Wang Danqing, Wang Weijia, Knudson Michael P, Schatz George C, Odom Teri W
Chem Rev. 2018 Mar 28;118(6):2865-2881. doi: 10.1021/acs.chemrev.7b00424. Epub 2017 Oct 17.
This review focuses on structural engineering of lasers from the macroscale to the nanoscale, with an emphasis on plasmon nanolasers. Conventional lasers based on Fabry-Pérot cavities are limited in device size. In contrast, plasmon nanolasers can overcome the diffraction limit of light and incorporate unique structural designs to engineer cavity geometries and optical band structure. Since the spaser concept was introduced in 2003, tremendous progress in nanolasing has been made on architectures that exploit metal films and nanoparticles.

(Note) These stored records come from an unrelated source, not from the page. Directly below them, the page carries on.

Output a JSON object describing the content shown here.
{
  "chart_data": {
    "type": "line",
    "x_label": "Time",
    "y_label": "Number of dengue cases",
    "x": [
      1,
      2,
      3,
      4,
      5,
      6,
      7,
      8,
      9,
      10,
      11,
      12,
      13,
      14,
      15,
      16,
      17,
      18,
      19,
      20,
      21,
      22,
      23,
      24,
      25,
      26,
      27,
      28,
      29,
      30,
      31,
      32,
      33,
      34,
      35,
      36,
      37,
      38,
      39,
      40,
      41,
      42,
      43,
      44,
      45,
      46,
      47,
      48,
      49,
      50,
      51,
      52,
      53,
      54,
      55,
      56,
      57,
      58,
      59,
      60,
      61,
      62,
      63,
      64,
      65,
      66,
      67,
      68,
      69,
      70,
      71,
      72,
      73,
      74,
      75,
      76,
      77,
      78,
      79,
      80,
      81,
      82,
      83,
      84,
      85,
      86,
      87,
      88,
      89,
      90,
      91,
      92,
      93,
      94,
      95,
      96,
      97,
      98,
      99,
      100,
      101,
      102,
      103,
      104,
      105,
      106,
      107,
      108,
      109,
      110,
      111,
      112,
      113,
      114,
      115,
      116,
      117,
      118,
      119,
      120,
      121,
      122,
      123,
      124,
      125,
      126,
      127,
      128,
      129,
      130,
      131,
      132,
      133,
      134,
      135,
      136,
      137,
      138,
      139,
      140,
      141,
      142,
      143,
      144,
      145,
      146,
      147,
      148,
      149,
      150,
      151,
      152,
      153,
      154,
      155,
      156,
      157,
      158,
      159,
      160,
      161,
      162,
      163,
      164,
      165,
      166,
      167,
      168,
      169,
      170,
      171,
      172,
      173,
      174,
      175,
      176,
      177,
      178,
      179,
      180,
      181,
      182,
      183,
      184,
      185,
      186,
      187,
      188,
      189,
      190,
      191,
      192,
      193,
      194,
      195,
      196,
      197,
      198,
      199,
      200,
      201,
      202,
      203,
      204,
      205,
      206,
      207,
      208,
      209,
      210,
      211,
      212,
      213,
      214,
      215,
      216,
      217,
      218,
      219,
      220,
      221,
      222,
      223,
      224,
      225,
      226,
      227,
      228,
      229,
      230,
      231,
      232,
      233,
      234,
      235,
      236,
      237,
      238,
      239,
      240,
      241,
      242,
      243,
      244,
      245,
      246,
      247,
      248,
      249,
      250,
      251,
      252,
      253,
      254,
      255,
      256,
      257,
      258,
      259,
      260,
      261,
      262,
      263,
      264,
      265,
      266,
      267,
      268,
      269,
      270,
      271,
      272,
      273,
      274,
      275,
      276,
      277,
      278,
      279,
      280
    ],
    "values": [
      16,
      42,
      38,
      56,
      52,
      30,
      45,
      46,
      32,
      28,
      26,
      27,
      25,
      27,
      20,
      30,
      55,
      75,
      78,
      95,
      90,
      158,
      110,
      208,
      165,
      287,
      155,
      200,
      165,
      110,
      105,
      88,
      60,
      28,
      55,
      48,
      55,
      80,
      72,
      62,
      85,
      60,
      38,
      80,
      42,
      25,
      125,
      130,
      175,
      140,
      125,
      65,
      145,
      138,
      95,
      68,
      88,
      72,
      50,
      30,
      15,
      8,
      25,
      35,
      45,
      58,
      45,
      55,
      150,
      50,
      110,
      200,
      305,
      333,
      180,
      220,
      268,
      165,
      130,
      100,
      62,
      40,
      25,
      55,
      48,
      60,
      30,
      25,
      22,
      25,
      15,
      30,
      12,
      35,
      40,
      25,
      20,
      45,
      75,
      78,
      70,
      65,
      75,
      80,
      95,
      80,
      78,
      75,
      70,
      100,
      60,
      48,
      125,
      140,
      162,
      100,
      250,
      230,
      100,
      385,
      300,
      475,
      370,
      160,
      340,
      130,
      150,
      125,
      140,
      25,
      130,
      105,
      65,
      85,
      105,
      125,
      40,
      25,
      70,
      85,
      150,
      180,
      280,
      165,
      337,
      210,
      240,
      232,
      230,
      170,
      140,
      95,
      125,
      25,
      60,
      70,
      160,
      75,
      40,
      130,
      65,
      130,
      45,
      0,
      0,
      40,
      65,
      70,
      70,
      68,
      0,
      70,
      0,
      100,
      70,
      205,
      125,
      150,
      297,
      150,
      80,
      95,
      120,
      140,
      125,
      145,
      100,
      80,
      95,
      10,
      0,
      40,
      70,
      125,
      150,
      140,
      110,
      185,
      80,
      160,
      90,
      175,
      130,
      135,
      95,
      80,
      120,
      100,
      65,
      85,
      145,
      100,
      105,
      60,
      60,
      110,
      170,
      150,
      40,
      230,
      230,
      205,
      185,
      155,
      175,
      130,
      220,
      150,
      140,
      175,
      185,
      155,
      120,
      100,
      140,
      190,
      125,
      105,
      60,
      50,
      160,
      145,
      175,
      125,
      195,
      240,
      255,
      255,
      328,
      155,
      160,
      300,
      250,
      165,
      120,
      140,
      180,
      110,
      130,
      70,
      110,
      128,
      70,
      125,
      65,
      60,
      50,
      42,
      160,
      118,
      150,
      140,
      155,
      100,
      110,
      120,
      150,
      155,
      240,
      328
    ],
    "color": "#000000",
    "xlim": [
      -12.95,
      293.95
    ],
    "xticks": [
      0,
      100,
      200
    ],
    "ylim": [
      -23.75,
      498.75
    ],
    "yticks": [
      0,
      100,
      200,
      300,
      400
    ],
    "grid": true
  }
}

Theoretical approaches in both frequency and time domains have inspired the development of plasmon nanolasers based on mode analysis and time-dependent lasing buildup. Plasmon nanolasers designed by band-structure engineering open prospects for manipulation of lasing characteristics such as directional emission, real-time tunable wavelengths, and controlled multimode lasing.
本综述聚焦于从宏观尺度到纳米尺度的激光结构工程,重点是等离子体纳米激光器。基于法布里-珀罗腔的传统激光器在器件尺寸上受到限制。相比之下,等离子体纳米激光器可以克服光的衍射极限,并采用独特的结构设计来构建腔几何形状和光学能带结构。自2003年引入受激放大自发辐射(spaser)概念以来,在利用金属薄膜和纳米颗粒的架构上,纳米激光技术取得了巨大进展。频域和时域的理论方法推动了基于模式分析和时间相关激光建立的等离子体纳米激光器的发展。通过能带结构工程设计的等离子体纳米激光器为操控激光特性(如定向发射、实时可调波长和可控多模激光)开辟了前景。